Q. But isn't gay marriage legal in some parts of the United States?
A. Yes, same-sex marriage is legal in Connecticut, Iowa, Massachusetts, New Hampshire, Vermont and the District of Columbia. Thirty states have constitutional amendments banning gay marriage. Still other states recognize civil unions, but not gay marriage, between partners of the same sex. In addition, California's constitutional amendment banning same sex-marriage, Proposition 8, has been ruled unconstitutional by a federal court. The case is on appeal.
Q. So what changed with the administration's new view of the matter?
A. DOMA remains in effect. But in federal courts, the significant legal firepower of the federal government has changed sides, which could influence judges' consideration of anti-DOMA lawsuits.
Q. How have the legal challenges to DOMA fared?
A. The legal case against DOMA was difficult to make before states began recognizing gay marriage. But last year, U.S. District Judge Joseph Tauro in Massachusetts ruled DOMA unconstitutional in the face of challenges by same-sex couples as well as the state of Massachusetts. Two new federal lawsuits in Connecticut and New York raise many of the same issues.
Q. What has the Supreme Court said about DOMA?
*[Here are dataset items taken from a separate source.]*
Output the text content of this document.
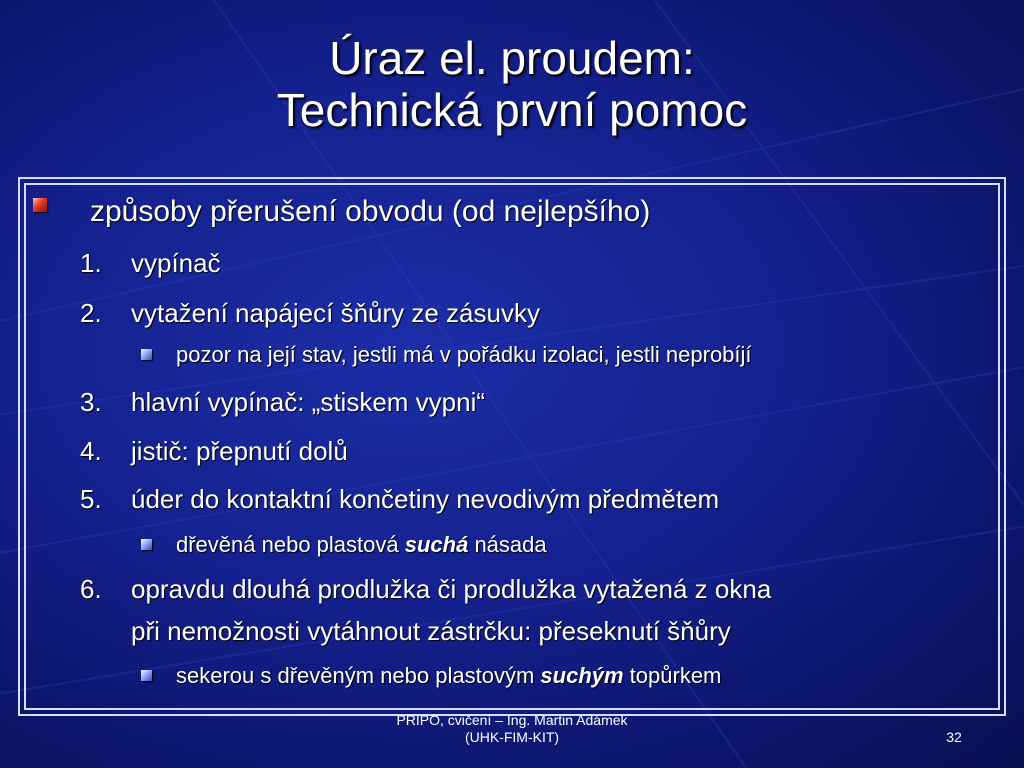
Úraz el. proudem:
Technická první pomoc
způsoby přerušení obvodu (od nejlepšího)
1. vypínač
2. vytažení napájecí šňůry ze zásuvky
pozor na její stav, jestli má v pořádku izolaci, jestli neprobíjí
3. hlavní vypínač: „stiskem vypni“
4. jistič: přepnutí dolů
5. úder do kontaktní končetiny nevodivým předmětem
dřevěná nebo plastová suchá násada
6. opravdu dlouhá prodlužka či prodlužka vytažená z okna
při nemožnosti vytáhnout zástrčku: přeseknutí šňůry
sekerou s dřevěným nebo plastovým suchým topůrkem
PRIPO, cvičení – Ing. Martin Adámek
(UHK-FIM-KIT)	32
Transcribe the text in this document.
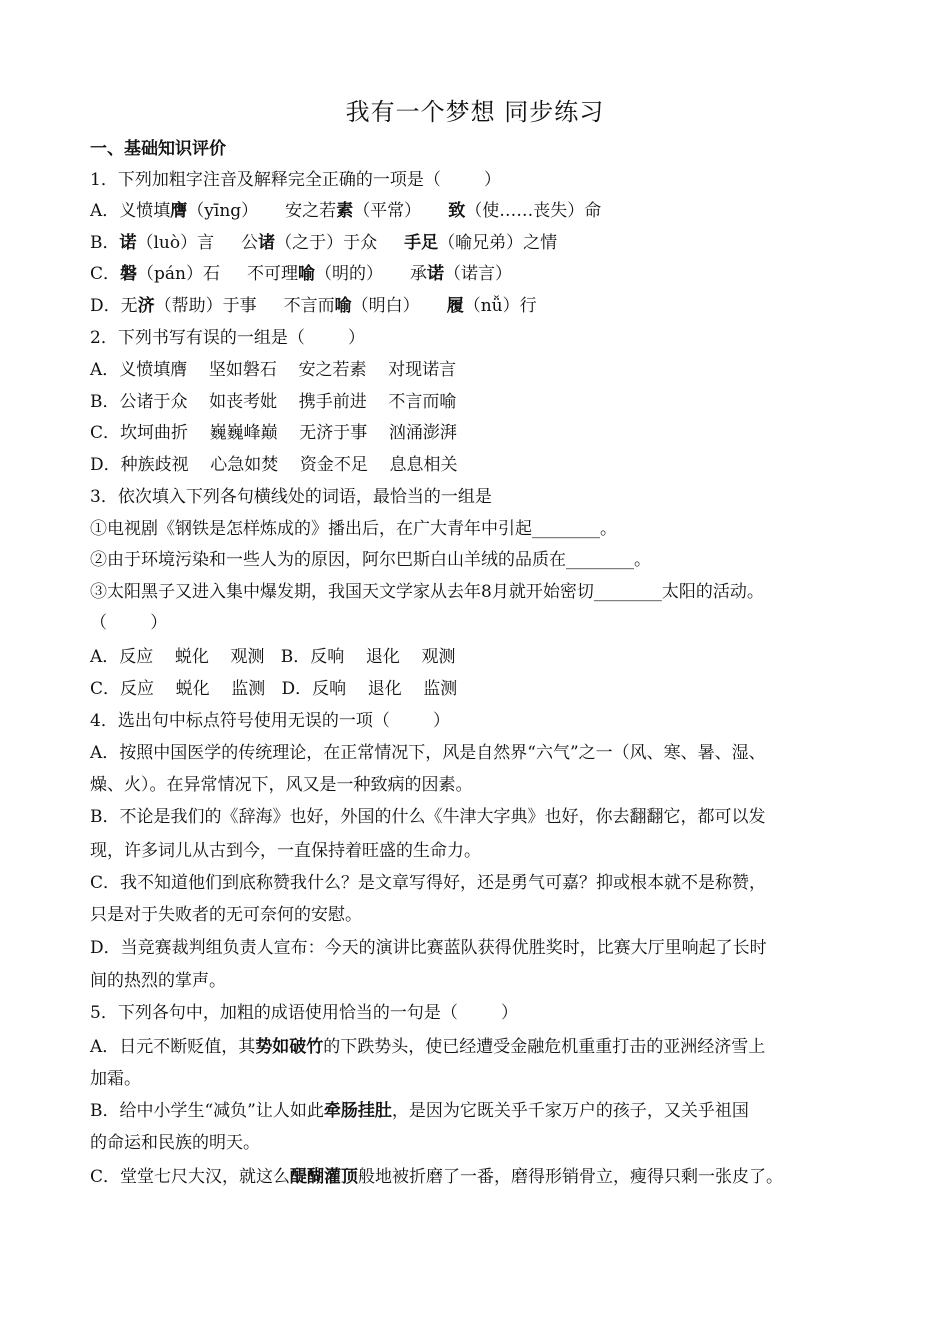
我有一个梦想 同步练习
一、基础知识评价
1．下列加粗字注音及解释完全正确的一项是（        ）
A．义愤填膺（yīng）     安之若素（平常）     致（使……丧失）命
B．诺（luò）言     公诸（之于）于众     手足（喻兄弟）之情
C．磐（pán）石     不可理喻（明的）     承诺（诺言）
D．无济（帮助）于事     不言而喻（明白）     履（nǚ）行
2．下列书写有误的一组是（        ）
A．义愤填膺    坚如磐石    安之若素    对现诺言
B．公诸于众    如丧考妣    携手前进    不言而喻
C．坎坷曲折    巍巍峰巅    无济于事    汹涌澎湃
D．种族歧视    心急如焚    资金不足    息息相关
3．依次填入下列各句横线处的词语，最恰当的一组是
①电视剧《钢铁是怎样炼成的》播出后，在广大青年中引起________。
②由于环境污染和一些人为的原因，阿尔巴斯白山羊绒的品质在________。
③太阳黑子又进入集中爆发期，我国天文学家从去年8月就开始密切________太阳的活动。
（        ）
A．反应    蜕化    观测   B．反响    退化    观测
C．反应    蜕化    监测   D．反响    退化    监测
4．选出句中标点符号使用无误的一项（        ）
A．按照中国医学的传统理论，在正常情况下，风是自然界“六气”之一（风、寒、暑、湿、
燥、火）。在异常情况下，风又是一种致病的因素。
B．不论是我们的《辞海》也好，外国的什么《牛津大字典》也好，你去翻翻它，都可以发
现，许多词儿从古到今，一直保持着旺盛的生命力。
C．我不知道他们到底称赞我什么？是文章写得好，还是勇气可嘉？抑或根本就不是称赞，
只是对于失败者的无可奈何的安慰。
D．当竞赛裁判组负责人宣布：今天的演讲比赛蓝队获得优胜奖时，比赛大厅里响起了长时
间的热烈的掌声。
5．下列各句中，加粗的成语使用恰当的一句是（        ）
A．日元不断贬值，其势如破竹的下跌势头，使已经遭受金融危机重重打击的亚洲经济雪上
加霜。
B．给中小学生“减负”让人如此牵肠挂肚，是因为它既关乎千家万户的孩子，又关乎祖国
的命运和民族的明天。
C．堂堂七尺大汉，就这么醍醐灌顶般地被折磨了一番，磨得形销骨立，瘦得只剩一张皮了。
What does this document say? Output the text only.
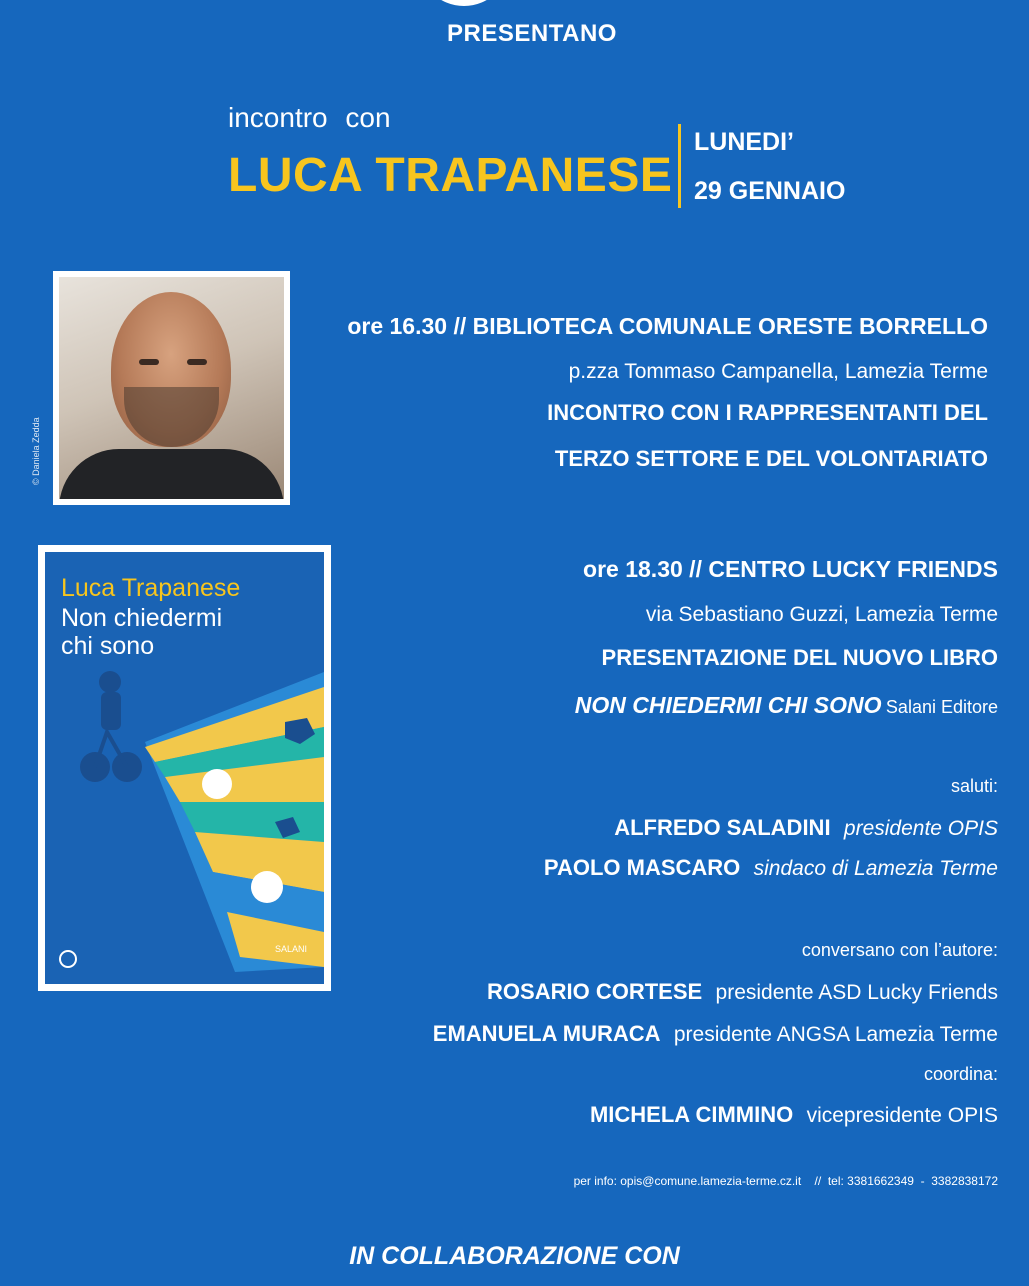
PRESENTANO
incontro con
LUCA TRAPANESE
LUNEDI’
29 GENNAIO
© Daniela Zedda
Luca Trapanese
Non chiedermi
chi sono
SALANI
ore 16.30 // BIBLIOTECA COMUNALE ORESTE BORRELLO
p.zza Tommaso Campanella, Lamezia Terme
INCONTRO CON I RAPPRESENTANTI DEL
TERZO SETTORE E DEL VOLONTARIATO
ore 18.30 // CENTRO LUCKY FRIENDS
via Sebastiano Guzzi, Lamezia Terme
PRESENTAZIONE DEL NUOVO LIBRO
NON CHIEDERMI CHI SONO Salani Editore
saluti:
ALFREDO SALADINI presidente OPIS
PAOLO MASCARO sindaco di Lamezia Terme
conversano con l’autore:
ROSARIO CORTESE presidente ASD Lucky Friends
EMANUELA MURACA presidente ANGSA Lamezia Terme
coordina:
MICHELA CIMMINO vicepresidente OPIS
per info: opis@comune.lamezia-terme.cz.it    //  tel: 3381662349  -  3382838172
IN COLLABORAZIONE CON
A. Nothing, so far. The court has turned down appeals asking it to weigh in on the law. But those appeals were filed after lower courts upheld DOMA. The court often hears appeals when a federal law has been struck down. There is no timetable for when the next DOMA case might reach the Supreme Court.
Q. Are the DOMA and Prop 8 cases in California alike?
A. Yes and no. They both deal with the same basic issue: Does the government have a legitimate interest in preventing gay couples from getting married and enjoying the same benefits as other married couples? But the details differ and eventual Supreme Court review of one or the other would not necessarily produce identical results. The Prop 8 case probably would ask the court to decide whether gay marriage should be a right nationwide. In DOMA, the court could strike down a portion of the law without forcing states to recognize same-sex marriages. Of course, until appeals come forward and the court agrees to hear them, this is all speculation.